If you're negative with a half breath, try to estimate how much you need to inhale to have just the top of your head awash at the surface. At 2.2 lb per litre inhaled, that's how negative you are.

Dive Safe!
 
Just trying out the spreadsheet the first time. Noticed no data entry point that I could find for salt or fresh water. Is the whole spreadsheet assuming saltwater everywhere?

Edit; please disregard; just did the math and found the density of water in the CALCs tab...looks like it is set by default at a sort of average sea water density.

Second Edit: making changes, even big changes, in the Density of Water at D16 of the CALCS spreadsheet doesn't seem to have the affect I would have expected elsewhere in the sheet when using a Drysuit?
 
Just trying out the spreadsheet the first time. Noticed no data entry point that I could find for salt or fresh water. Is the whole spreadsheet assuming saltwater everywhere?

Edit; please disregard; just did the math and found the density of water in the CALCs tab...looks like it is set by default at a sort of average sea water density.

Second Edit: making changes, even big changes, in the Density of Water at D16 of the CALCS spreadsheet doesn't seem to have the affect I would have expected elsewhere in the sheet when using a Drysuit?
No, the drysuit calcs do not reference cell D16. My error. They have a close approximation of D16 embedded in their buoyancy formula, and we'll incorporate what you found in the next version. So your conclusion is correct: this all assumes sea water.

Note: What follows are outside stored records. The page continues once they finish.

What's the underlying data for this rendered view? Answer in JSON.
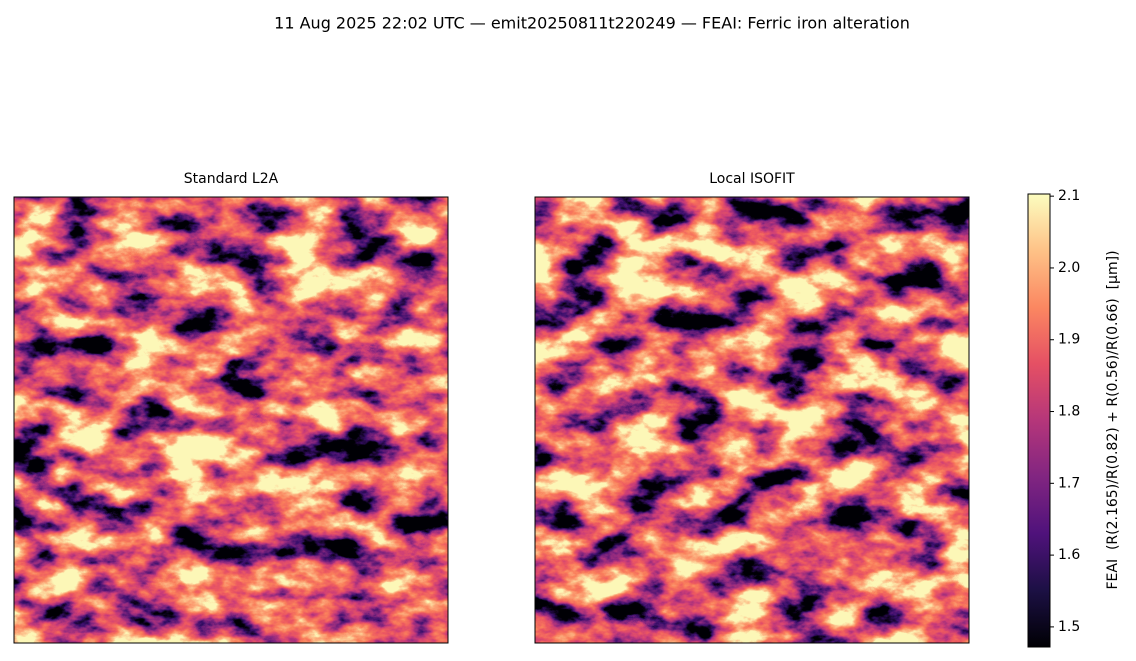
{
  "chart_data": {
    "type": "image",
    "title": "11 Aug 2025 22:02 UTC — emit20250811t220249 — FEAI: Ferric iron alteration",
    "panels": [
      {
        "title": "Standard L2A"
      },
      {
        "title": "Local ISOFIT"
      }
    ],
    "colorbar": {
      "label": "FEAI  (R(2.165)/R(0.82) + R(0.56)/R(0.66)  [µm])",
      "colormap": "magma",
      "lim": [
        1.472,
        2.103
      ],
      "ticks": [
        1.5,
        1.6,
        1.7,
        1.8,
        1.9,
        {
          "value": 2,
          "label": "2.0"
        },
        2.1
      ]
    }
  }
}
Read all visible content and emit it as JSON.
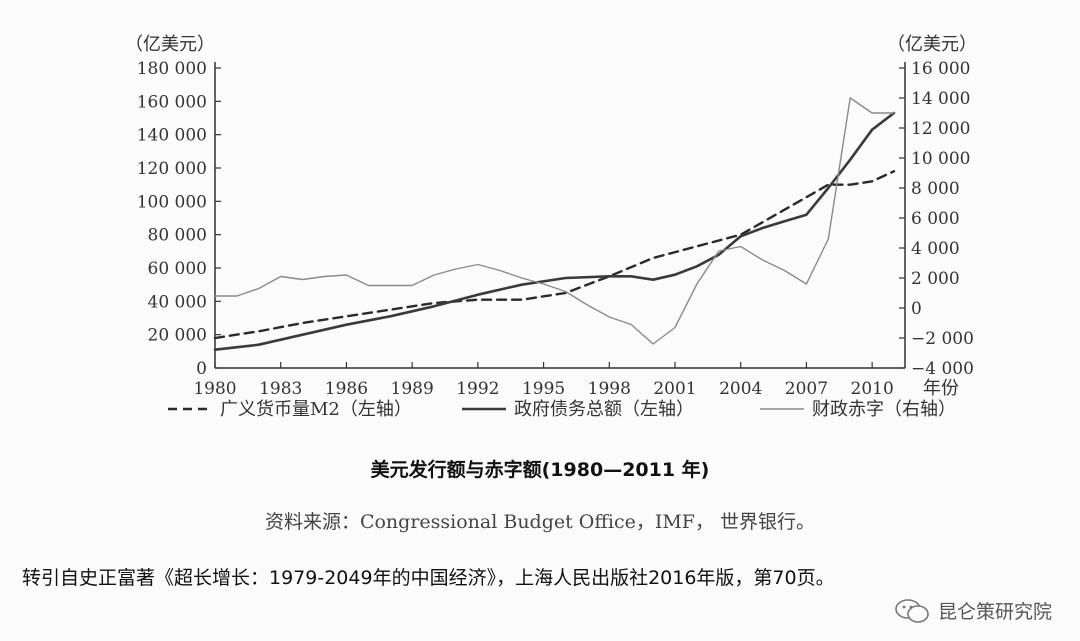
{
  "chart_data": {
    "type": "line",
    "title": "美元发行额与赤字额(1980—2011 年)",
    "left_unit": "（亿美元）",
    "right_unit": "（亿美元）",
    "x_label": "年份",
    "xlim": [
      1980,
      2011.5
    ],
    "x_ticks": [
      1980,
      1983,
      1986,
      1989,
      1992,
      1995,
      1998,
      2001,
      2004,
      2007,
      2010
    ],
    "ylim_left": [
      0,
      180000
    ],
    "ylim_right": [
      -4000,
      16000
    ],
    "y_ticks_left": [
      "0",
      "20 000",
      "40 000",
      "60 000",
      "80 000",
      "100 000",
      "120 000",
      "140 000",
      "160 000",
      "180 000"
    ],
    "y_ticks_right": [
      "−4 000",
      "−2 000",
      "0",
      "2 000",
      "4 000",
      "6 000",
      "8 000",
      "10 000",
      "12 000",
      "14 000",
      "16 000"
    ],
    "y_tick_values_left": [
      0,
      20000,
      40000,
      60000,
      80000,
      100000,
      120000,
      140000,
      160000,
      180000
    ],
    "y_tick_values_right": [
      -4000,
      -2000,
      0,
      2000,
      4000,
      6000,
      8000,
      10000,
      12000,
      14000,
      16000
    ],
    "legend_position": "bottom",
    "series": [
      {
        "name": "广义货币量M2（左轴）",
        "axis": "left",
        "style": "dashed",
        "x": [
          1980,
          1982,
          1984,
          1986,
          1988,
          1990,
          1992,
          1994,
          1996,
          1998,
          2000,
          2002,
          2004,
          2006,
          2008,
          2009,
          2010,
          2011
        ],
        "y": [
          18000,
          22000,
          27000,
          31000,
          35000,
          39000,
          41000,
          41000,
          45000,
          55000,
          66000,
          73000,
          80000,
          95000,
          110000,
          110000,
          112000,
          118000
        ]
      },
      {
        "name": "政府债务总额（左轴）",
        "axis": "left",
        "style": "solid-thick",
        "x": [
          1980,
          1982,
          1984,
          1986,
          1988,
          1990,
          1992,
          1994,
          1996,
          1998,
          1999,
          2000,
          2001,
          2002,
          2003,
          2004,
          2005,
          2006,
          2007,
          2008,
          2009,
          2010,
          2011
        ],
        "y": [
          11000,
          14000,
          20000,
          26000,
          31000,
          37000,
          44000,
          50000,
          54000,
          55000,
          55000,
          53000,
          56000,
          61000,
          68000,
          79000,
          84000,
          88000,
          92000,
          108000,
          125000,
          143000,
          153000
        ]
      },
      {
        "name": "财政赤字（右轴）",
        "axis": "right",
        "style": "solid-thin",
        "x": [
          1980,
          1981,
          1982,
          1983,
          1984,
          1985,
          1986,
          1987,
          1988,
          1989,
          1990,
          1991,
          1992,
          1993,
          1994,
          1995,
          1996,
          1997,
          1998,
          1999,
          2000,
          2001,
          2002,
          2003,
          2004,
          2005,
          2006,
          2007,
          2008,
          2009,
          2010,
          2011
        ],
        "y": [
          800,
          800,
          1300,
          2100,
          1900,
          2100,
          2200,
          1500,
          1500,
          1500,
          2200,
          2600,
          2900,
          2500,
          2000,
          1600,
          1100,
          200,
          -600,
          -1100,
          -2400,
          -1300,
          1600,
          3800,
          4100,
          3200,
          2500,
          1600,
          4600,
          14000,
          13000,
          13000
        ]
      }
    ]
  },
  "source_text": "资料来源：Congressional Budget Office，IMF， 世界银行。",
  "citation_text": "转引自史正富著《超长增长：1979-2049年的中国经济》，上海人民出版社2016年版，第70页。",
  "brand_text": "昆仑策研究院",
  "colors": {
    "dashed_series": "#2a2a2a",
    "thick_series": "#3a3a3a",
    "thin_series": "#8a8a8a",
    "axis": "#333333"
  }
}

For fresh water, "deduct 3-5 lb". :)

We are in the process of the next big change to this toy. There are overestimations of surface buoyancy that are currently under evaluation. That's the easy one - things like hood or no hood, gloves or no gloves. And a slight, general overestimate of the effect of body surface area.
There are also errors in wetsuit compression. To our surprise, there may be more retained buoyancy at depth than we had originally thought.
Stand by...We should have a new set of formulas in about four months. We haven't forgotten this toy. It's just a slow process, accumulating data.
 
Thanks for the reply! Like the other commenters, I really appreciate all the work to set this up and share. I've been certified for 50+ years, but just now getting ready to do some serious cold-water/drysuit diving. Will be doing a trip to the PNW in November, with partially rented gear and my new drysuit, so I'm finding the capability to plug and play and look at the results to be very useful.
 
Thanks for all the hard work! It's a really useful spreadsheet. Would it be possible to put a cell in the initial data entry that could be salt or fresh water and then calculations adjusted accordingly? You say subtract 3-5 lbs. for freshwater. Isn't it some percentage (~2.5% if memory serves) of total overall weight of person+rig? You know the weight of diver, tanks, gas, rig, weights, etc so this could be calculated more precisely. Would help those of us that go between salt and fresh in different rigs. Thanks again.
 
Would it be possible to put a cell in the initial data entry that could be salt or fresh water and then calculations adjusted accordingly?
Of course! Already being implemented. Great suggestion, thanks!